6) The KM would investigate the possibilities of the “Sieg” but would never be able to replicate the success achieved by the Hanzik Force under any non-duplicate conditions. The conclusion was that, yes, a ship of greater size could improve the fuel performance of a smaller consort following close behind, but that the gains were generally minuscule. It took multiple ships of far greater size to achieve the gains seen by Hanzik, and such conditions were deemed remote in other applications.

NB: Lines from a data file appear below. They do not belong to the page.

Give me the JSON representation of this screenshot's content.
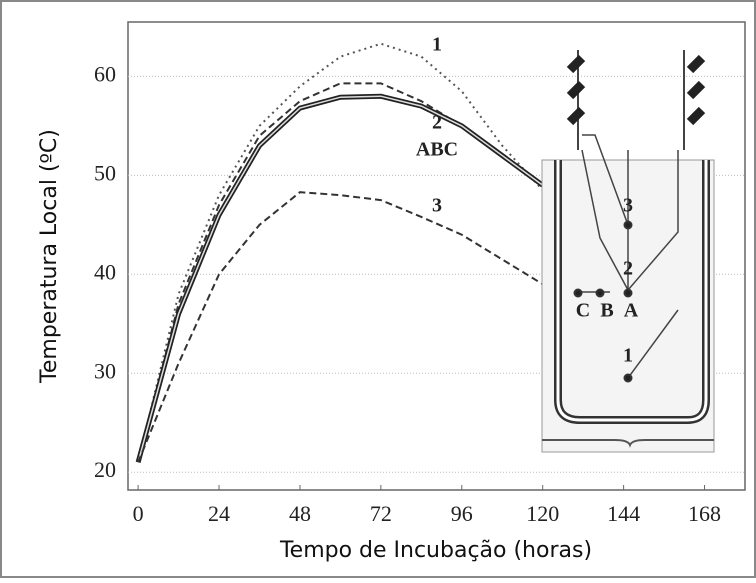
{
  "chart_data": {
    "type": "line",
    "x_label": "Tempo de Incubação (horas)",
    "y_label": "Temperatura Local (ºC)",
    "x": [
      0,
      12,
      24,
      36,
      48,
      60,
      72,
      84,
      96,
      108,
      120
    ],
    "series": [
      {
        "name": "1",
        "color": "#555555",
        "dash": "dotted",
        "values": [
          21,
          38,
          48,
          55,
          59,
          62,
          63.3,
          62,
          58.5,
          53,
          48.5
        ]
      },
      {
        "name": "2",
        "color": "#333333",
        "dash": "dashed",
        "values": [
          21,
          37,
          47,
          54,
          57.5,
          59.3,
          59.3,
          57.5,
          55,
          52,
          49
        ]
      },
      {
        "name": "ABC",
        "color": "#222222",
        "dash": "solid",
        "values": [
          21,
          36,
          46,
          53,
          56.8,
          57.9,
          58,
          57,
          55,
          52,
          49
        ]
      },
      {
        "name": "3",
        "color": "#333333",
        "dash": "dashed",
        "values": [
          21,
          31,
          40,
          45,
          48.3,
          48,
          47.5,
          45.8,
          44,
          41.5,
          39
        ]
      }
    ],
    "inset_labels": [
      "3",
      "2",
      "1",
      "C",
      "B",
      "A"
    ],
    "xlim": [
      -3,
      180
    ],
    "xticks": [
      0,
      24,
      48,
      72,
      96,
      120,
      144,
      168
    ],
    "ylim": [
      18.2,
      65.5
    ],
    "yticks": [
      20,
      30,
      40,
      50,
      60
    ],
    "grid": true
  }
}
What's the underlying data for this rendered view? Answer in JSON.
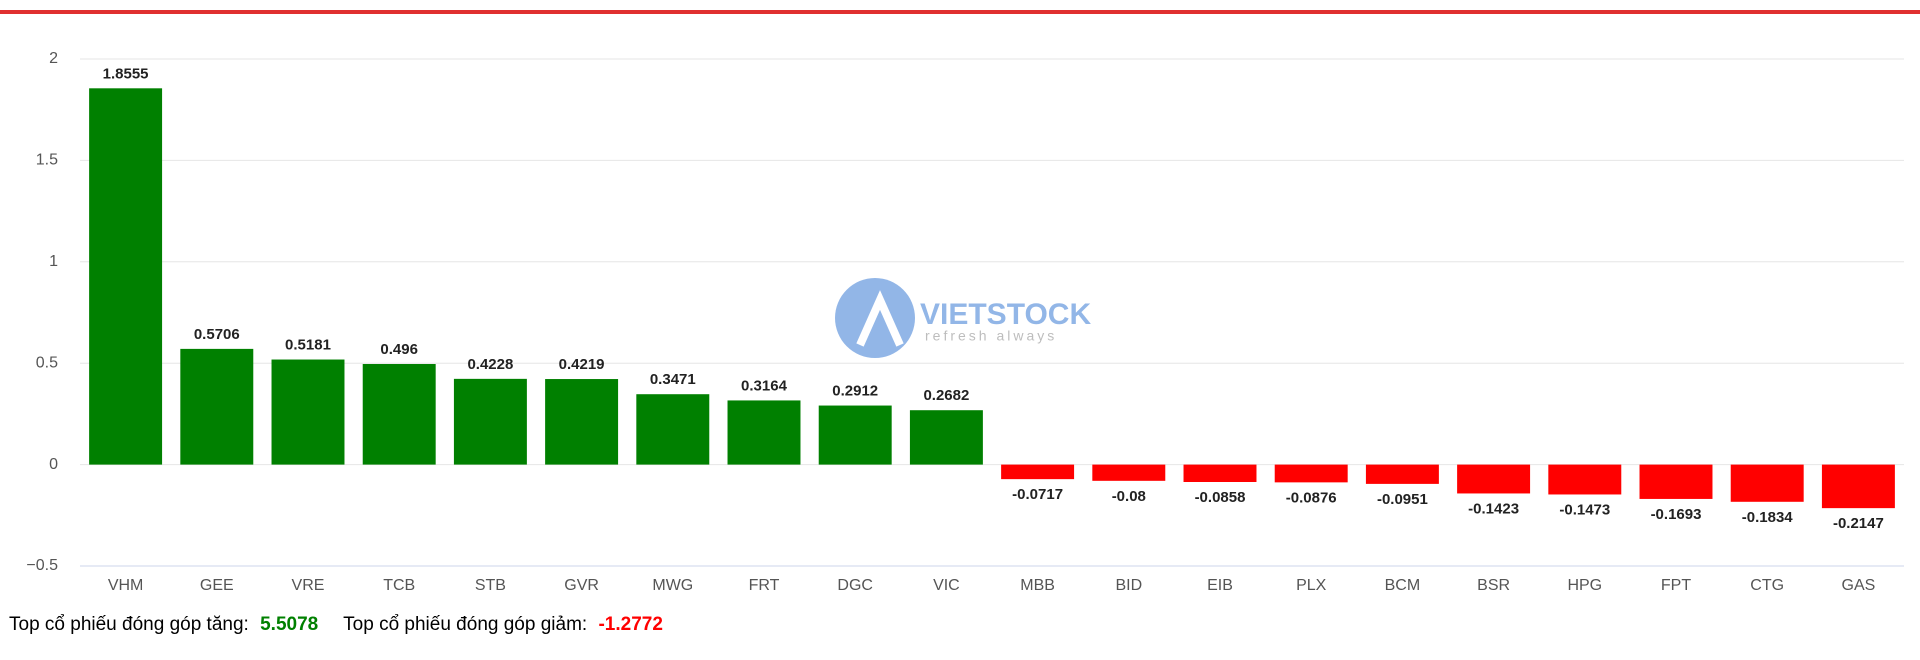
{
  "chart_data": {
    "type": "bar",
    "categories": [
      "VHM",
      "GEE",
      "VRE",
      "TCB",
      "STB",
      "GVR",
      "MWG",
      "FRT",
      "DGC",
      "VIC",
      "MBB",
      "BID",
      "EIB",
      "PLX",
      "BCM",
      "BSR",
      "HPG",
      "FPT",
      "CTG",
      "GAS"
    ],
    "values": [
      1.8555,
      0.5706,
      0.5181,
      0.496,
      0.4228,
      0.4219,
      0.3471,
      0.3164,
      0.2912,
      0.2682,
      -0.0717,
      -0.08,
      -0.0858,
      -0.0876,
      -0.0951,
      -0.1423,
      -0.1473,
      -0.1693,
      -0.1834,
      -0.2147
    ],
    "positive_color": "#008000",
    "negative_color": "#ff0000",
    "ylim": [
      -0.5,
      2
    ],
    "yticks": [
      {
        "value": -0.5,
        "label": "−0.5"
      },
      0,
      0.5,
      1,
      1.5,
      2
    ],
    "grid": true,
    "watermark": {
      "brand": "VIETSTOCK",
      "tagline": "refresh always"
    },
    "footer": {
      "up_label": "Top cổ phiếu đóng góp tăng:",
      "up_value": 5.5078,
      "down_label": "Top cổ phiếu đóng góp giảm:",
      "down_value": -1.2772
    }
  }
}
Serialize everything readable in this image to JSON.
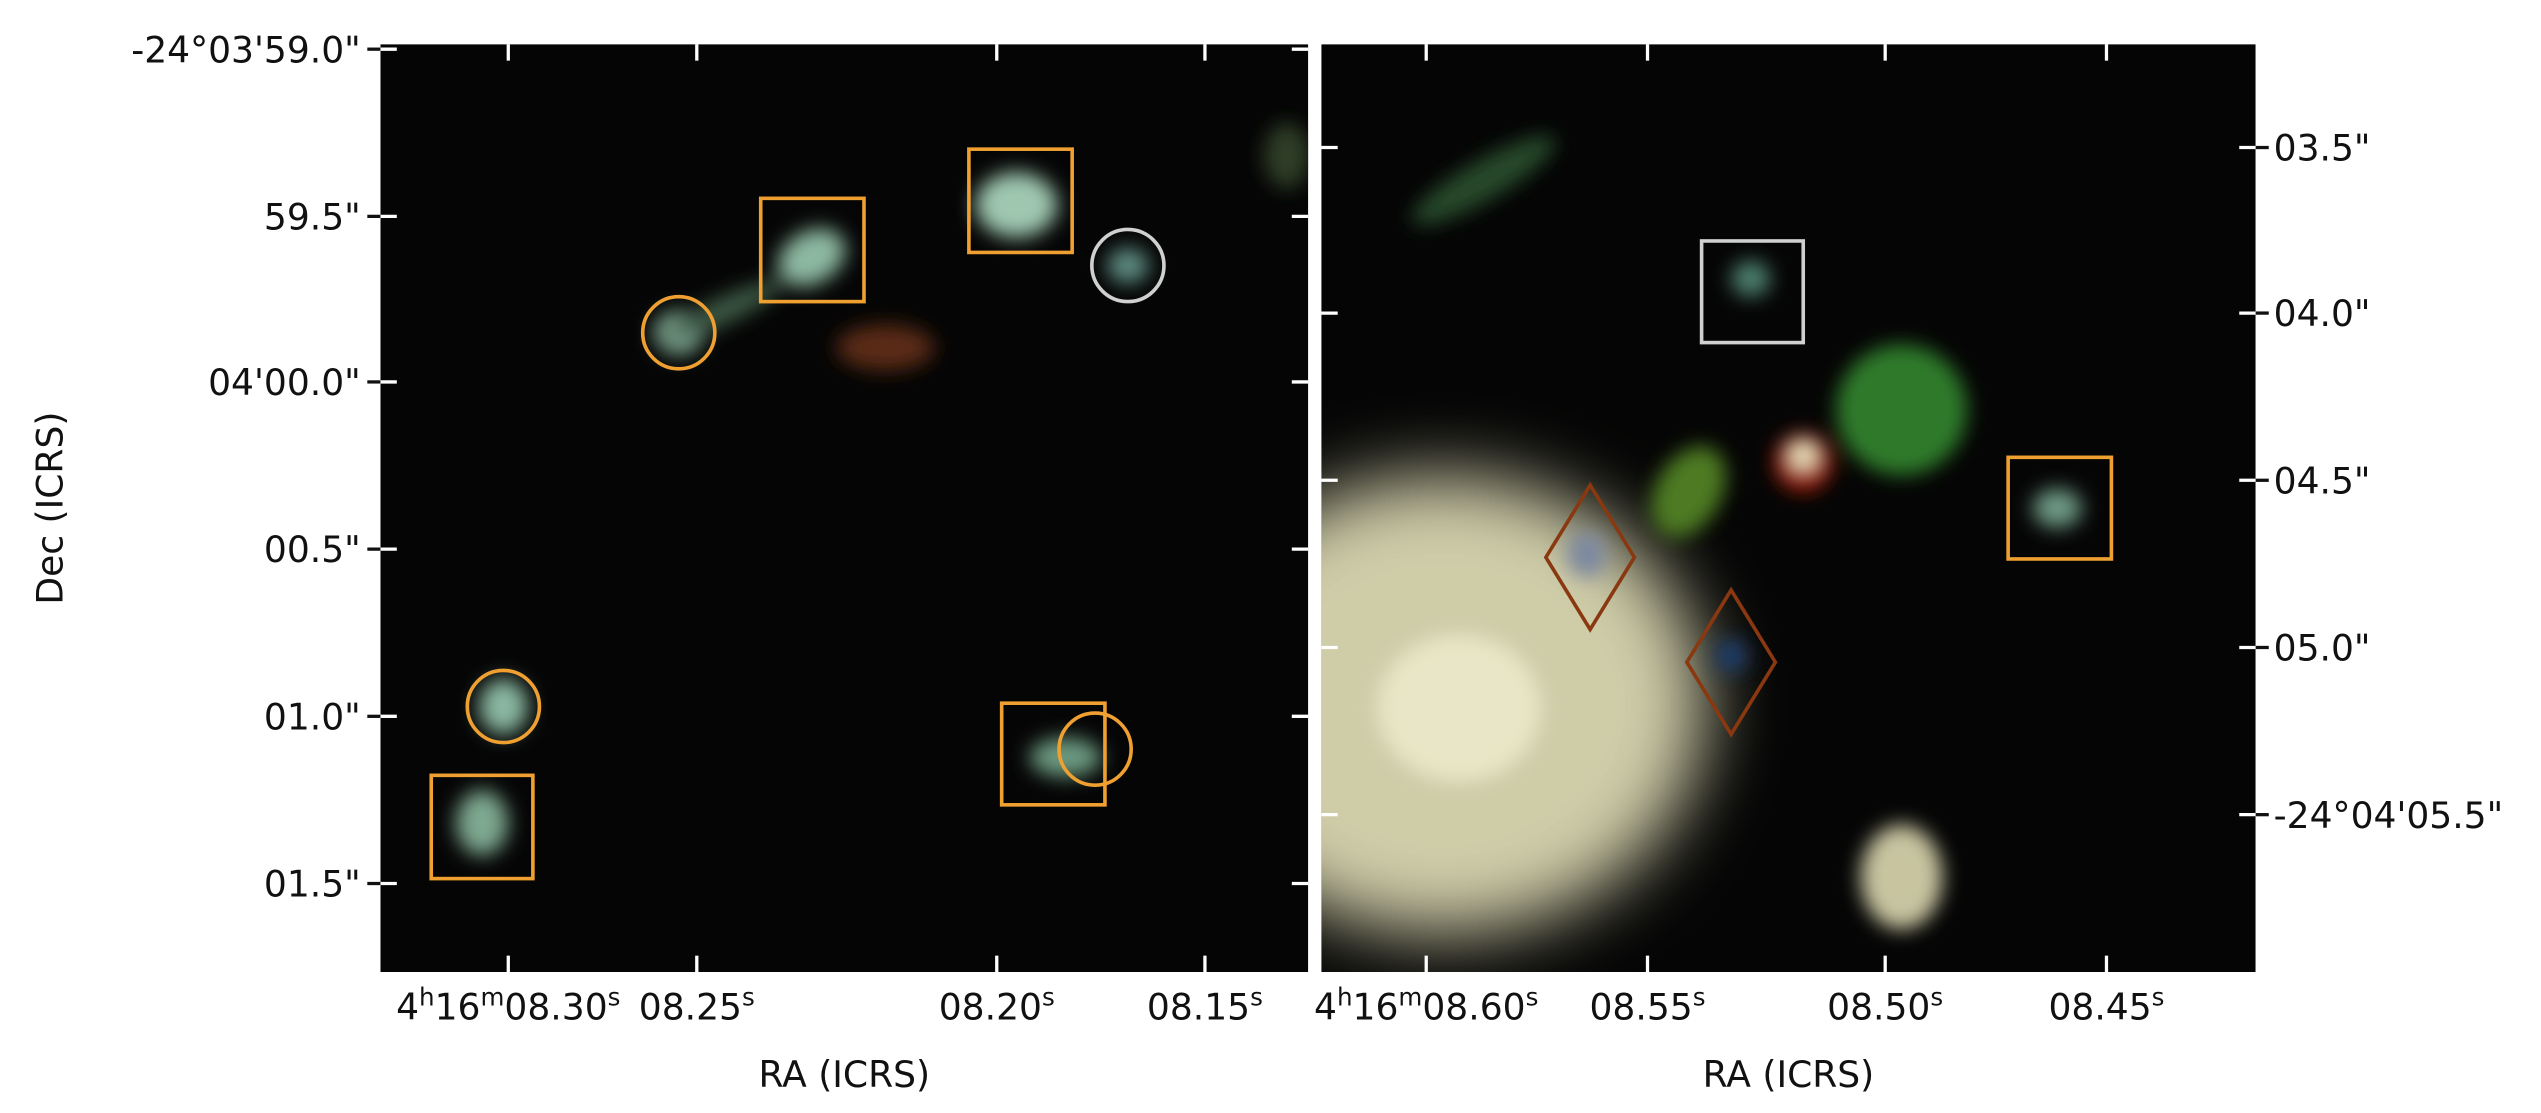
{
  "y_label": "Dec (ICRS)",
  "panels": [
    {
      "x_label": "RA (ICRS)",
      "x_ticks": [
        [
          "4",
          "h",
          "16",
          "m",
          "08.30",
          "s"
        ],
        [
          "08.25",
          "s"
        ],
        [
          "08.20",
          "s"
        ],
        [
          "08.15",
          "s"
        ]
      ],
      "y_ticks": [
        "-24°03'59.0\"",
        "59.5\"",
        "04'00.0\"",
        "00.5\"",
        "01.0\"",
        "01.5\""
      ]
    },
    {
      "x_label": "RA (ICRS)",
      "x_ticks": [
        [
          "4",
          "h",
          "16",
          "m",
          "08.60",
          "s"
        ],
        [
          "08.55",
          "s"
        ],
        [
          "08.50",
          "s"
        ],
        [
          "08.45",
          "s"
        ]
      ],
      "y_ticks": [
        "03.5\"",
        "04.0\"",
        "04.5\"",
        "05.0\"",
        "-24°04'05.5\""
      ]
    }
  ]
}
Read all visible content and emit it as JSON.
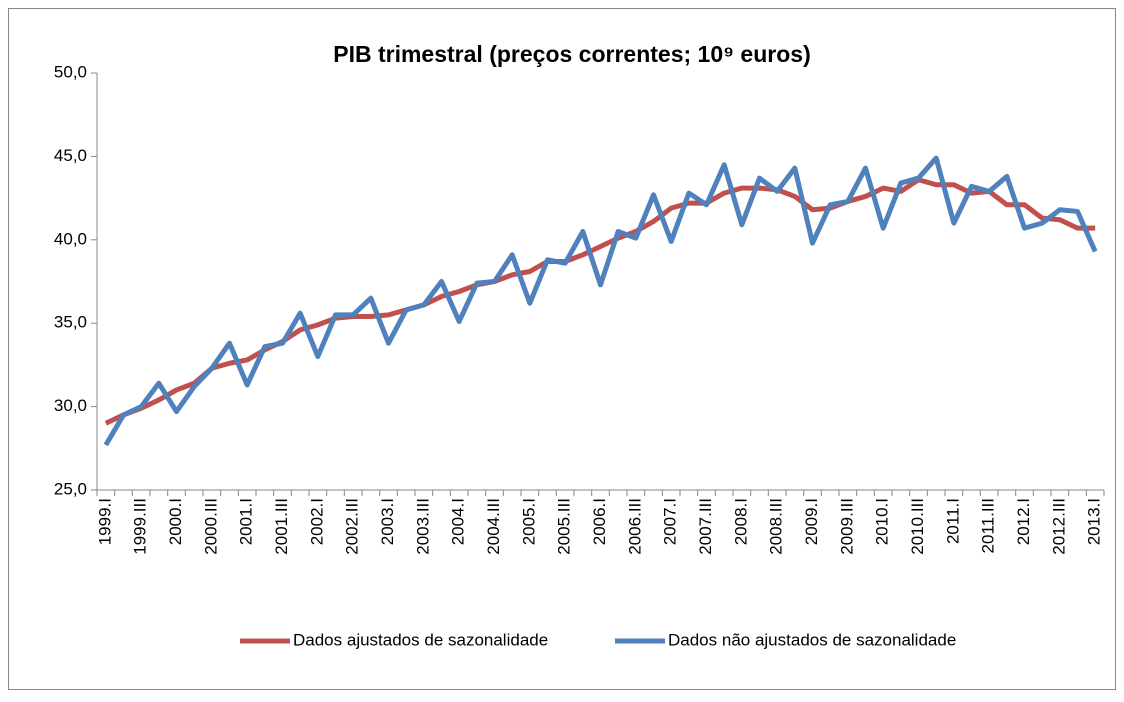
{
  "chart_data": {
    "type": "line",
    "title": "PIB trimestral (preços correntes; 10⁹ euros)",
    "categories": [
      "1999.I",
      null,
      "1999.III",
      null,
      "2000.I",
      null,
      "2000.III",
      null,
      "2001.I",
      null,
      "2001.III",
      null,
      "2002.I",
      null,
      "2002.III",
      null,
      "2003.I",
      null,
      "2003.III",
      null,
      "2004.I",
      null,
      "2004.III",
      null,
      "2005.I",
      null,
      "2005.III",
      null,
      "2006.I",
      null,
      "2006.III",
      null,
      "2007.I",
      null,
      "2007.III",
      null,
      "2008.I",
      null,
      "2008.III",
      null,
      "2009.I",
      null,
      "2009.III",
      null,
      "2010.I",
      null,
      "2010.III",
      null,
      "2011.I",
      null,
      "2011.III",
      null,
      "2012.I",
      null,
      "2012.III",
      null,
      "2013.I"
    ],
    "series": [
      {
        "name": "Dados ajustados de sazonalidade",
        "color": "#c0504d",
        "values": [
          29.0,
          29.5,
          29.9,
          30.4,
          31.0,
          31.4,
          32.3,
          32.6,
          32.8,
          33.4,
          33.9,
          34.6,
          34.9,
          35.3,
          35.4,
          35.4,
          35.5,
          35.8,
          36.1,
          36.6,
          36.9,
          37.3,
          37.5,
          37.9,
          38.1,
          38.7,
          38.7,
          39.1,
          39.6,
          40.1,
          40.5,
          41.1,
          41.9,
          42.2,
          42.2,
          42.8,
          43.1,
          43.1,
          43.0,
          42.6,
          41.8,
          41.9,
          42.3,
          42.6,
          43.1,
          42.9,
          43.6,
          43.3,
          43.3,
          42.8,
          42.9,
          42.1,
          42.1,
          41.3,
          41.2,
          40.7,
          40.7
        ]
      },
      {
        "name": "Dados não ajustados de sazonalidade",
        "color": "#4f81bd",
        "values": [
          27.7,
          29.5,
          30.0,
          31.4,
          29.7,
          31.2,
          32.3,
          33.8,
          31.3,
          33.6,
          33.8,
          35.6,
          33.0,
          35.5,
          35.5,
          36.5,
          33.8,
          35.8,
          36.1,
          37.5,
          35.1,
          37.4,
          37.5,
          39.1,
          36.2,
          38.8,
          38.6,
          40.5,
          37.3,
          40.5,
          40.1,
          42.7,
          39.9,
          42.8,
          42.1,
          44.5,
          40.9,
          43.7,
          42.9,
          44.3,
          39.8,
          42.1,
          42.3,
          44.3,
          40.7,
          43.4,
          43.7,
          44.9,
          41.0,
          43.2,
          42.9,
          43.8,
          40.7,
          41.0,
          41.8,
          41.7,
          39.3
        ]
      }
    ],
    "ylim": [
      25,
      50
    ],
    "yticks": [
      {
        "value": 25,
        "label": "25,0"
      },
      {
        "value": 30,
        "label": "30,0"
      },
      {
        "value": 35,
        "label": "35,0"
      },
      {
        "value": 40,
        "label": "40,0"
      },
      {
        "value": 45,
        "label": "45,0"
      },
      {
        "value": 50,
        "label": "50,0"
      }
    ],
    "grid": false,
    "legend": "bottom"
  }
}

7) The Sieg resulted in a great many stories, however, not all of them were reproduced in contemporary tracts, mainly due to fears of retribution. To amuse themselves, some sailors threw objects across the gaps to each other as their ships raced along at such close quarters. Indeed, Admiral Hanzik himself caused some of the anecdotes. The Admiral was concerned - rightly so - that bursts of signal flags might alarm those at the helms of the liners. Thus, his information demands were generally met by shouting from one deck to another, relaying them around the tight formation as necessary. These hails were unprecedented - yet soon commonplace - and the method became known as the “Sieg Heil”.